US President George W. Bush (L) makes remarks during a meeting with members of congress including the Presidential candidates Republican John McCain and Barack Obama (R) in the Cabinet Room at the White House in Washington, DC. [Agencies]
The tentative accord would give the Bush administration just a fraction of the $700 billion it had requested up front, with half that total subject to a congressional veto, Capitol Hill aides said. But nothing appeared final. Amid several signs that conservatives were balking, Sen. Richard Shelby of Alabama, the top Republican on the Senate Banking Committee, emerged from the White House and said the announced agreement "is, obviously, no agreement."
Both of Congress' Republican leaders, Rep. John Boehner and Sen. Mitch McConnell, issued statements saying there was not yet an agreement.

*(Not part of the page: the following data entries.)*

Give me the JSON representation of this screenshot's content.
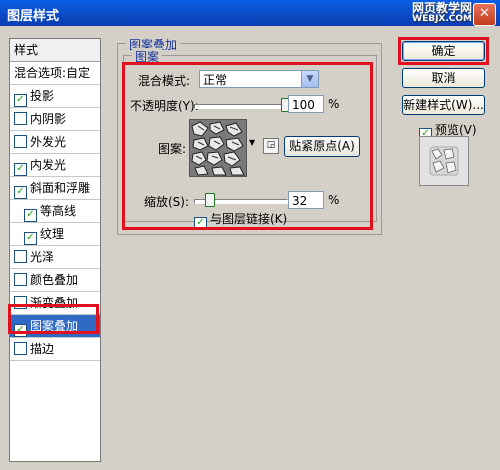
{
  "window": {
    "title": "图层样式",
    "close_glyph": "✕"
  },
  "watermark": {
    "line1": "网页教学网",
    "line2": "WEBJX.COM"
  },
  "styles_panel": {
    "header": "样式",
    "items": [
      {
        "label": "混合选项:自定",
        "checkbox": false,
        "checked": false,
        "indent": false,
        "selected": false
      },
      {
        "label": "投影",
        "checkbox": true,
        "checked": true,
        "indent": false,
        "selected": false
      },
      {
        "label": "内阴影",
        "checkbox": true,
        "checked": false,
        "indent": false,
        "selected": false
      },
      {
        "label": "外发光",
        "checkbox": true,
        "checked": false,
        "indent": false,
        "selected": false
      },
      {
        "label": "内发光",
        "checkbox": true,
        "checked": true,
        "indent": false,
        "selected": false
      },
      {
        "label": "斜面和浮雕",
        "checkbox": true,
        "checked": true,
        "indent": false,
        "selected": false
      },
      {
        "label": "等高线",
        "checkbox": true,
        "checked": true,
        "indent": true,
        "selected": false
      },
      {
        "label": "纹理",
        "checkbox": true,
        "checked": true,
        "indent": true,
        "selected": false
      },
      {
        "label": "光泽",
        "checkbox": true,
        "checked": false,
        "indent": false,
        "selected": false
      },
      {
        "label": "颜色叠加",
        "checkbox": true,
        "checked": false,
        "indent": false,
        "selected": false
      },
      {
        "label": "渐变叠加",
        "checkbox": true,
        "checked": false,
        "indent": false,
        "selected": false
      },
      {
        "label": "图案叠加",
        "checkbox": true,
        "checked": true,
        "indent": false,
        "selected": true
      },
      {
        "label": "描边",
        "checkbox": true,
        "checked": false,
        "indent": false,
        "selected": false
      }
    ]
  },
  "pattern_overlay": {
    "group_title": "图案叠加",
    "subgroup_title": "图案",
    "blend_mode_label": "混合模式:",
    "blend_mode_value": "正常",
    "opacity_label": "不透明度(Y):",
    "opacity_value": "100",
    "opacity_unit": "%",
    "opacity_fraction": 1.0,
    "pattern_label": "图案:",
    "snap_origin_label": "贴紧原点(A)",
    "scale_label": "缩放(S):",
    "scale_value": "32",
    "scale_unit": "%",
    "scale_fraction": 0.03,
    "link_label": "与图层链接(K)",
    "link_checked": true
  },
  "buttons": {
    "ok": "确定",
    "cancel": "取消",
    "new_style": "新建样式(W)...",
    "preview_label": "预览(V)",
    "preview_checked": true
  },
  "colors": {
    "highlight_red": "#e0101e",
    "selection_blue": "#316ac5",
    "titlebar_blue": "#0b49c4"
  }
}
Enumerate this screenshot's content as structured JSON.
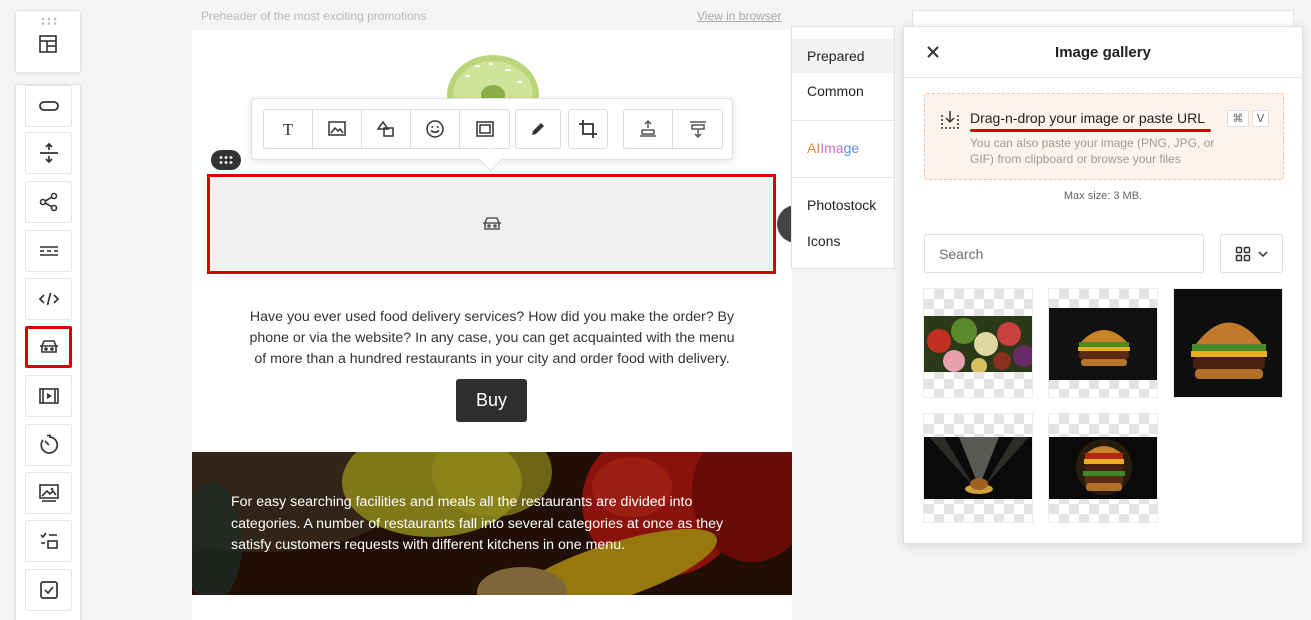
{
  "canvas": {
    "preheader": "Preheader of the most exciting promotions",
    "view_in_browser": "View in browser",
    "body_text": "Have you ever used food delivery services? How did you make the order? By phone or via the website? In any case, you can get acquainted with the menu of more than a hundred restaurants in your city and order food with delivery.",
    "buy_label": "Buy",
    "hero_text": "For easy searching facilities and meals all the restaurants are divided into categories. A number of restaurants fall into several categories at once as they satisfy customers requests with different kitchens in one menu."
  },
  "left_toolbar": {
    "items": [
      {
        "icon": "button-icon"
      },
      {
        "icon": "spacer-icon"
      },
      {
        "icon": "social-share-icon"
      },
      {
        "icon": "menu-icon"
      },
      {
        "icon": "html-code-icon"
      },
      {
        "icon": "amp-carousel-icon",
        "active": true
      },
      {
        "icon": "video-icon"
      },
      {
        "icon": "timer-icon"
      },
      {
        "icon": "banner-icon"
      },
      {
        "icon": "form-icon"
      },
      {
        "icon": "checkbox-icon"
      }
    ]
  },
  "categories": {
    "items": [
      "Prepared",
      "Common",
      "AI Image",
      "Photostock",
      "Icons"
    ],
    "ai_image_parts": [
      "AI ",
      "Ima",
      "ge"
    ]
  },
  "gallery": {
    "title": "Image gallery",
    "drop_title": "Drag-n-drop your image or paste URL",
    "shortcut_cmd": "⌘",
    "shortcut_key": "V",
    "drop_hint": "You can also paste your image (PNG, JPG, or GIF) from clipboard or browse your files",
    "max_size": "Max size: 3 MB.",
    "search_placeholder": "Search"
  },
  "colors": {
    "highlight": "#d90000",
    "button_dark": "#2f2f2f",
    "drop_zone_bg": "#fdf3ec"
  }
}
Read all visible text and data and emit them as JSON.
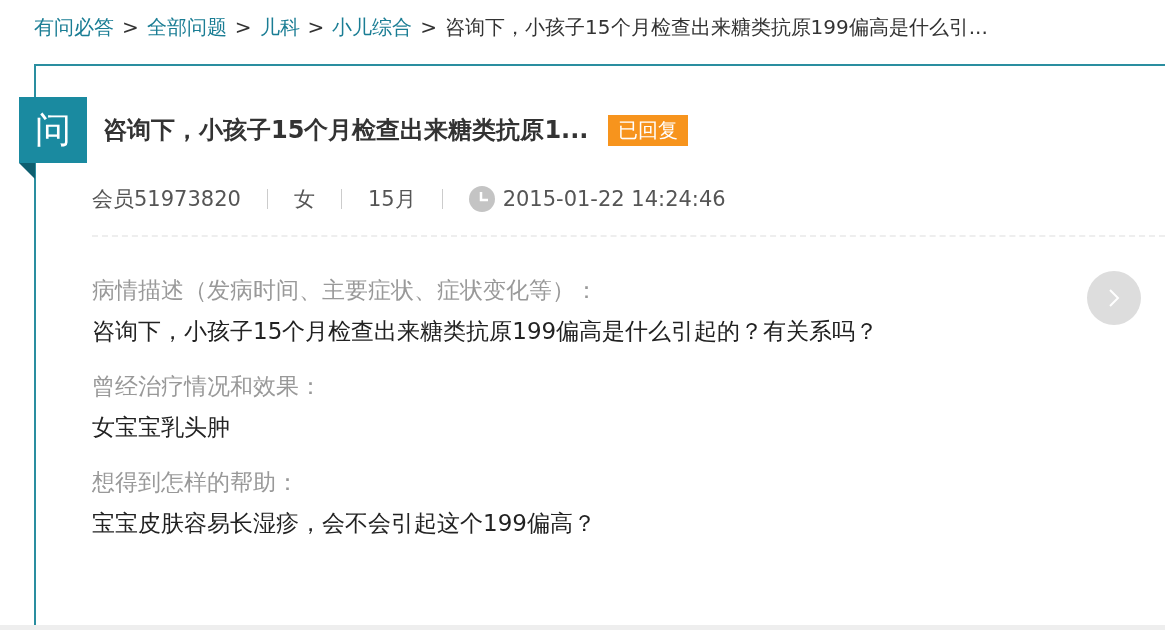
{
  "breadcrumb": [
    {
      "label": "有问必答",
      "link": true
    },
    {
      "separator": ">",
      "label": "全部问题",
      "link": true
    },
    {
      "separator": ">",
      "label": "儿科",
      "link": true
    },
    {
      "separator": ">",
      "label": "小儿综合",
      "link": true
    },
    {
      "separator": ">",
      "label": "咨询下，小孩子15个月检查出来糖类抗原199偏高是什么引...",
      "link": false
    }
  ],
  "question": {
    "badge": "问",
    "title": "咨询下，小孩子15个月检查出来糖类抗原1...",
    "status": "已回复",
    "meta": {
      "user": "会员51973820",
      "gender": "女",
      "age": "15月",
      "time": "2015-01-22 14:24:46"
    },
    "sections": [
      {
        "label": "病情描述（发病时间、主要症状、症状变化等）：",
        "text": "咨询下，小孩子15个月检查出来糖类抗原199偏高是什么引起的？有关系吗？"
      },
      {
        "label": "曾经治疗情况和效果：",
        "text": "女宝宝乳头肿"
      },
      {
        "label": "想得到怎样的帮助：",
        "text": "宝宝皮肤容易长湿疹，会不会引起这个199偏高？"
      }
    ]
  }
}
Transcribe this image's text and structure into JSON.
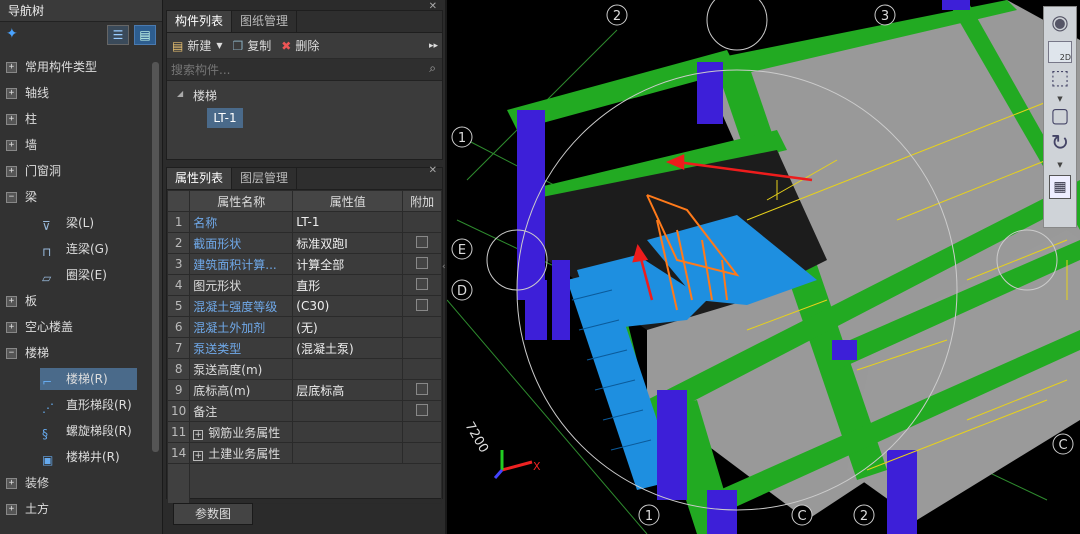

Democrat Barack Obama and Republican John McCain, who have both sought to distance themselves from the unpopular Bush, sat down with the president at the White House for an hourlong afternoon session that was striking in this brutally partisan season and apparently without precedent. By also including Congress' Democratic and Republican leaders, the meeting gathered nearly all Washington's political power structure at one long table in a small West Wing room.
"All of us around the table ... know we've got to get something done as quickly as possible," Bush told reporters, brought in for only the start of the meeting. Obama and McCain were at distant ends of the oval table, not even in each other's sight lines. Bush, playing host in the middle, was flanked by Congress' two Democratic leaders, House Speaker Nancy Pelosi and Senate Majority Leader Harry Reid.
No one else spoke, and all the visitors left the White House without talking to a huge media group gathered outside.
Hours earlier, private talks on Capitol Hill ended with the announcement that an agreement in principle had been reached on a financial rescue package – though changed from what the Bush administration proposed last weekend by near-daily concessions to demands from the right and the left.